Courtesy San Francisco 49ers

It’s also true that when plastic-pop era Coldplay do try and make something truly unique and critically lauded — see 2019’s mesmeric spidery “Arabesque” — no one listens to it. Besides, selling out is OK now, something I tried to remember when the 50-foot high screen instructed me to scan the QR code on my wrist to buy merch. 

For all my cynicism, Coldplay’s show was a joyous, bright, cathartic post-pandemic triumph. “Fix You’s” euphoric peak — “The tears come streaming down your face, when you lose something you can't replace” — may be the most manipulative tear-jerking moment ever written, but as attested by the thousands of blubbing fans at Levi’s, it still works. 

The most poignant, and quiet, song the band played on Sunday was introduced very awkwardly by Martin. “Give some love, to Ukraine, your grandmother or Buffalo,” he said before finally deciding to dedicate “Sparks” to the mass shooting in Buffalo. That song, the fourth track of their brilliant debut album “Parachutes,” is as pretty as anything they’ve written … and doesn’t work in a giant stadium at all. 

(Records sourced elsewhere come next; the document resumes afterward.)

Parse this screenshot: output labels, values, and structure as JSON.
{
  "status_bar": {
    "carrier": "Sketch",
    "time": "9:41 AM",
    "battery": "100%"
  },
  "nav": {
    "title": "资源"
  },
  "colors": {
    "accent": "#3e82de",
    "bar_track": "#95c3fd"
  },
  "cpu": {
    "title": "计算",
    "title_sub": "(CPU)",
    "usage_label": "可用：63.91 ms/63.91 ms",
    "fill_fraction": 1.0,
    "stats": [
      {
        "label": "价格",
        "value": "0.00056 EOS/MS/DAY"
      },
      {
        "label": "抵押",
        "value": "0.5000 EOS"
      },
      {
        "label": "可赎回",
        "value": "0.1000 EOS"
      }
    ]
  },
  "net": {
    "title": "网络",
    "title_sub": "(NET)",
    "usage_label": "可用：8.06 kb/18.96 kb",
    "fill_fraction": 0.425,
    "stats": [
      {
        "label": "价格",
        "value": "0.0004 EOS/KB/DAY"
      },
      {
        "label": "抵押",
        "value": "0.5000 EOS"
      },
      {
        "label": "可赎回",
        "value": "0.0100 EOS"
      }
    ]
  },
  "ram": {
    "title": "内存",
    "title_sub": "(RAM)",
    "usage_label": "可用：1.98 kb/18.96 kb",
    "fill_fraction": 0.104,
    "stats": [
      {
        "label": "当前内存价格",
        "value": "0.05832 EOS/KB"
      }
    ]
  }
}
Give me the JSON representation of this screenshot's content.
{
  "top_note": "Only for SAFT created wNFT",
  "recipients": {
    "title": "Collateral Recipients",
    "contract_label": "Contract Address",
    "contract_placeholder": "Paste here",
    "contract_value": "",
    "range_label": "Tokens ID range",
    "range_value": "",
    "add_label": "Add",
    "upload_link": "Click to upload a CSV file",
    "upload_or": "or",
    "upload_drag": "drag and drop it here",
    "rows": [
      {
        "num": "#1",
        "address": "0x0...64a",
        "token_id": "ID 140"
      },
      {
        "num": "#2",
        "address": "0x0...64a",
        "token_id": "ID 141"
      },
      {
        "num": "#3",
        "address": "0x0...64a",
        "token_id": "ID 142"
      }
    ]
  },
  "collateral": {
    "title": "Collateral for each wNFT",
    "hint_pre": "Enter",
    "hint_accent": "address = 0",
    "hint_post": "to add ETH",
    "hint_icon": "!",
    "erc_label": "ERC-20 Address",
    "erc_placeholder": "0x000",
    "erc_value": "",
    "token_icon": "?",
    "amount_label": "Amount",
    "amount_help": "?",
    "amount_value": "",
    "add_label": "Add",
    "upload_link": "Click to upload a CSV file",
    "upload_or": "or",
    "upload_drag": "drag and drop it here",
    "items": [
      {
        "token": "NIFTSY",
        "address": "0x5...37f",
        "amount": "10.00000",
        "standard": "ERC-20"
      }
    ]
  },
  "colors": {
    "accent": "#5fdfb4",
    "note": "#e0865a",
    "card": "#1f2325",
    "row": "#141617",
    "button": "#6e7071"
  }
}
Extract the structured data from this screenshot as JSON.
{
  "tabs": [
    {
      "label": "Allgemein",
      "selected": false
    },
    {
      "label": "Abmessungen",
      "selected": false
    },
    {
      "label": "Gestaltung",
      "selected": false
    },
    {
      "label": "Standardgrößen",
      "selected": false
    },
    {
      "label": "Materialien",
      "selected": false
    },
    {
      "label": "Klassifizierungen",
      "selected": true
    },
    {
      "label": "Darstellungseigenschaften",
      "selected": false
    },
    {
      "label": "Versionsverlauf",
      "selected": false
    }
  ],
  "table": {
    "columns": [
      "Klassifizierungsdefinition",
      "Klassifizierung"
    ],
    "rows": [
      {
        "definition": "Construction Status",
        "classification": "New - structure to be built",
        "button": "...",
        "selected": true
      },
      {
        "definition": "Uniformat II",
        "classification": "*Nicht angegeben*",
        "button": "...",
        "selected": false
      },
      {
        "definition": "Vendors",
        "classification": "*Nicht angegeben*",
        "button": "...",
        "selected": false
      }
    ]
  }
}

During it, Martin looked a little beaten up, staring down at his feet for the first time instead of beaming a 100-kilowatt renewable-energy-powered smile into the crowd. Maybe he was thinking about the next timed jump he has to pull off, or how to keep a billion BTS fans happy while also pleasing old cynical fans like me who remember Glastonbury, call him a sellout, but will always love him anyway. Nobody said it was easy.